Category Theory – Non-Projective Rigid Object in an Abelian Monoidal Category

Question

What is an example of a rigid object $A$ in an abelian monoidal category $\mathcal{M}$ that is not projective as an object in $\mathcal{M}$? (Since $\mathcal{M}$ is abelian projective just means that all exact sequences of the form $ 0 \to R \to Q \to P \to 0$ split.) What are sufficient conditions for such a rigid object to be projective?

Answer 1

If by "rigid" you mean the same thing as dualizable, an example is given by $\mathcal M = Mod_{R[G]}$ for some commutative ring $R$ and group $G$, with monoidal structure given by $\otimes_R$ and the diagonal action.

Then the object $R$ with a trivial $G$-action is the unit, hence it's rigid, but it's rarely projective: $\hom(R,-)$ is isomorphic to $(-)^G$, so it's projective if and only if the latter is exact, if and only if $H^*(G,-)$ vanishes on $R$-modules - counterexamples are given by $R= \mathbb F_p, G= $ any finite group with order divisible by $p$.

More generally, note the following : if $P$ is dualizable, with dual $P^\vee$ then $\hom(P,-)\cong \hom(\mathbf 1, P^\vee \otimes -)$, where $\mathbf 1$ is the unit. So there are two ways exactness can fail: $\hom(\mathbf 1,-)$ might not be exact (in which case, the unit is an example anyway), or $P^\vee\otimes -$ might not be exact (these are not necessary/sufficient conditions, because $\hom(\mathbf 1,-)$ might not be conservative either).

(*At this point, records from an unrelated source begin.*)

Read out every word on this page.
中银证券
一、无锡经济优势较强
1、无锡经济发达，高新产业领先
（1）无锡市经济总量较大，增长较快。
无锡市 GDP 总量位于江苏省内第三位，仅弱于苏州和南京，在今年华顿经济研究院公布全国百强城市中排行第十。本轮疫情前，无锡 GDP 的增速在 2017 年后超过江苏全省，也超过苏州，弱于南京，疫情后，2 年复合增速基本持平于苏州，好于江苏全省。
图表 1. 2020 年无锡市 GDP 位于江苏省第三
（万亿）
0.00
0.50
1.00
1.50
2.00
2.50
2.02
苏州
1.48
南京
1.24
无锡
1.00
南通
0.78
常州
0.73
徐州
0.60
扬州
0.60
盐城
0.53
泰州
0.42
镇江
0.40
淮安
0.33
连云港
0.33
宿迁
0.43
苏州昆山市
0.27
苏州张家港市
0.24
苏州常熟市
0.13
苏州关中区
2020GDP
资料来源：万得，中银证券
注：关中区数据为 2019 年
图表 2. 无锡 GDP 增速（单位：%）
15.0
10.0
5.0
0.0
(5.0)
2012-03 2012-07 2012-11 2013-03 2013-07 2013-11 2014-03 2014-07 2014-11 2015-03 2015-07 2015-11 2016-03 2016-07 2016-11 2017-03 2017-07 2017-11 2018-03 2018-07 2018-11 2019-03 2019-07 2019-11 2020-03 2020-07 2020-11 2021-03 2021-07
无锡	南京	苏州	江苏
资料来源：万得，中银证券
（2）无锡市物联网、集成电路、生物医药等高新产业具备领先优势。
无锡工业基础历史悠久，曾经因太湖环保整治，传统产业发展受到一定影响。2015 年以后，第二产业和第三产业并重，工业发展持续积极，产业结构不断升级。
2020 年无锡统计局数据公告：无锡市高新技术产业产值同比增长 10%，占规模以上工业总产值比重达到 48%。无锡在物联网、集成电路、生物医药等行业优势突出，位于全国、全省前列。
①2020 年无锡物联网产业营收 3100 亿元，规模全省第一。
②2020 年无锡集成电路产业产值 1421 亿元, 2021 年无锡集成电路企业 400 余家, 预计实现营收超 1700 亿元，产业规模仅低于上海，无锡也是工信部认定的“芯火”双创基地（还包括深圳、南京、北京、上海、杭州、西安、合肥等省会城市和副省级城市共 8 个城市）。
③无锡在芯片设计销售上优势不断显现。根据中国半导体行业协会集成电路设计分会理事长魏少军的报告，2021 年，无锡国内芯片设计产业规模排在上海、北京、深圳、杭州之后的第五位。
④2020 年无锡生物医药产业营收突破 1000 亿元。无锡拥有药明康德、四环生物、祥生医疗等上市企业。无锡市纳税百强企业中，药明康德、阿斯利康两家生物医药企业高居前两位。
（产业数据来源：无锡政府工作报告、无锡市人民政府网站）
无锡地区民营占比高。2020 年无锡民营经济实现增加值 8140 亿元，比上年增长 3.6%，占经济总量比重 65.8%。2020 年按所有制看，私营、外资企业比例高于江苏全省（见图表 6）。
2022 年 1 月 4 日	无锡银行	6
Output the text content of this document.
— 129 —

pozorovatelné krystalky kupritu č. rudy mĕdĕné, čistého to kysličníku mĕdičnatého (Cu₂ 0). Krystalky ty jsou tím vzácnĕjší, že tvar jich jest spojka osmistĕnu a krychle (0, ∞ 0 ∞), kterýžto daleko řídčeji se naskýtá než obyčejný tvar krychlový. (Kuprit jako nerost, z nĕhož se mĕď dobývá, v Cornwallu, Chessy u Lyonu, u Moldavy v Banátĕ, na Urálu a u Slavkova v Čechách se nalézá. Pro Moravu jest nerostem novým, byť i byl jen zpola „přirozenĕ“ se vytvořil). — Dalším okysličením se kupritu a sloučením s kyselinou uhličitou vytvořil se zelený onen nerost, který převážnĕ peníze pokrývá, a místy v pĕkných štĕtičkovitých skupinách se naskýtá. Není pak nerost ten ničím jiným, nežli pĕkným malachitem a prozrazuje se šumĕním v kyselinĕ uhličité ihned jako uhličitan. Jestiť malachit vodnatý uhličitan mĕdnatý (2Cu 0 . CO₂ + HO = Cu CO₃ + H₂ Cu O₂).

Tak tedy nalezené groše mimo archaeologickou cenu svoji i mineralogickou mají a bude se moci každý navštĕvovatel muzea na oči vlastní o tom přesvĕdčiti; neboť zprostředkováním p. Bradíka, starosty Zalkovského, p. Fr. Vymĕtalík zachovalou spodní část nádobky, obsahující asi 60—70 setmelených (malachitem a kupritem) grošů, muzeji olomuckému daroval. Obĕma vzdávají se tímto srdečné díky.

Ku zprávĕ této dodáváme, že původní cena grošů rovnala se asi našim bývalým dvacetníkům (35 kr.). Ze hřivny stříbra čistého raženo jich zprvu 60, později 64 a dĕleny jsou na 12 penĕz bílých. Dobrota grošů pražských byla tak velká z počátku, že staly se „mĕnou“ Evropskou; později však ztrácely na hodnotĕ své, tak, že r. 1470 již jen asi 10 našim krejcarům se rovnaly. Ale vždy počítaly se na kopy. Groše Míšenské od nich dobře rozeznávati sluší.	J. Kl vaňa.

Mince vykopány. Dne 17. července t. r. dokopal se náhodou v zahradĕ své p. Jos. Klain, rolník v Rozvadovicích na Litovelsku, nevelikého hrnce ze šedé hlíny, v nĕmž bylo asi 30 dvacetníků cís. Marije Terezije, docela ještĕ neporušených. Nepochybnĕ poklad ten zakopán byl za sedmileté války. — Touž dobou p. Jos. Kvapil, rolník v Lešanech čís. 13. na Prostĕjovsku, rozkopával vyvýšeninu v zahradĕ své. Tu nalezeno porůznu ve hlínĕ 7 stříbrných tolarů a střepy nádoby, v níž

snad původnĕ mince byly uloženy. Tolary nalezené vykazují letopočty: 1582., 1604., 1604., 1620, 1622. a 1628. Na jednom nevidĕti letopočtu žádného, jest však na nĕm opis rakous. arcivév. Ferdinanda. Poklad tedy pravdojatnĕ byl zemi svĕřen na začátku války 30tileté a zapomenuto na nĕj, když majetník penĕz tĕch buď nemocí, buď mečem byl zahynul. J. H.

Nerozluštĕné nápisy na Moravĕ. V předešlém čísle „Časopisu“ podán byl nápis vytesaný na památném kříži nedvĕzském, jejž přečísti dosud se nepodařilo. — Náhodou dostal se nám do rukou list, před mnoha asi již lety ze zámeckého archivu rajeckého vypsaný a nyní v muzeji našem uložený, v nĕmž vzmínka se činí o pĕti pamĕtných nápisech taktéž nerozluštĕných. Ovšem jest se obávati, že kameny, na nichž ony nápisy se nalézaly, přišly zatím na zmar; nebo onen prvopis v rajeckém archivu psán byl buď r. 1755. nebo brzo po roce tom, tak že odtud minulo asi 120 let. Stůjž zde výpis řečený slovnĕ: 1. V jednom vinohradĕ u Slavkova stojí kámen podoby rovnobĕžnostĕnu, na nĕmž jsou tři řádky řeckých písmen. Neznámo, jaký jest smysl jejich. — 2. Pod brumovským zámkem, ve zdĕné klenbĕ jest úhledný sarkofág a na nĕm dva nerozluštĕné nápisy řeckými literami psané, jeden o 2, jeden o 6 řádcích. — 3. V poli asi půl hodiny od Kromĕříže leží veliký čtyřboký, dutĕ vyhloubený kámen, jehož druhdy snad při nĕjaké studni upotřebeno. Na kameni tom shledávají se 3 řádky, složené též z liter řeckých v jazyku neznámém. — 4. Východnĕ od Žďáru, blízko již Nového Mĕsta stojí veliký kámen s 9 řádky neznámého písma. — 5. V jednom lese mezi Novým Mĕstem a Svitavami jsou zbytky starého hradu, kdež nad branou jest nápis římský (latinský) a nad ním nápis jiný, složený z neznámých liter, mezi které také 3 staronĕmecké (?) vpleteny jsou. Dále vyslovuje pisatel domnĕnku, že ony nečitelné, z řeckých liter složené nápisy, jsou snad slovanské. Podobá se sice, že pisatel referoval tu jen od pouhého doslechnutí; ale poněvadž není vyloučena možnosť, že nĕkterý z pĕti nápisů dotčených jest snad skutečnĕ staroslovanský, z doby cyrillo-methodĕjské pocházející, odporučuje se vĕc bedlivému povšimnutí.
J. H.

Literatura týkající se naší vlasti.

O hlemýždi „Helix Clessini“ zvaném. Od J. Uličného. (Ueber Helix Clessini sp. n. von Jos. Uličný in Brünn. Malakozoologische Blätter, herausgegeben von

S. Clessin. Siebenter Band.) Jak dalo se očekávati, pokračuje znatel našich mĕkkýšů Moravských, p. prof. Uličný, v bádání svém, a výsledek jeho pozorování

Note that in fact, the latter cannot happen if $\mathcal M$ is symmetric monoidal : indeed $P^\vee\otimes -$ is then both a left adjoint (hence right exact) and a right adjoint (hence left exact). I don't know what happens if $\mathcal M$ is just monoidal, because then $P^\vee$ might itself not be dualizable (say I fixed a side and am only referring to "left dualizable")

So in deciding if $P$ is projective, you really only have to check whether the unit $\mathbf 1$ is projective.

Note that it might still happen that the unit is not projective, yet $P$ is. Consider for instance the following : take a counterexample $\mathcal M$ as above, and an ordinary category of modules $\mathcal M'$ over a commutative ring. Then the unit of $\mathcal M\times\mathcal M'$ is not projective (it has the unit of $\mathcal M$ as a summand, and that one is not projective), yet any projective module in $\mathcal M'$ is projective in the product.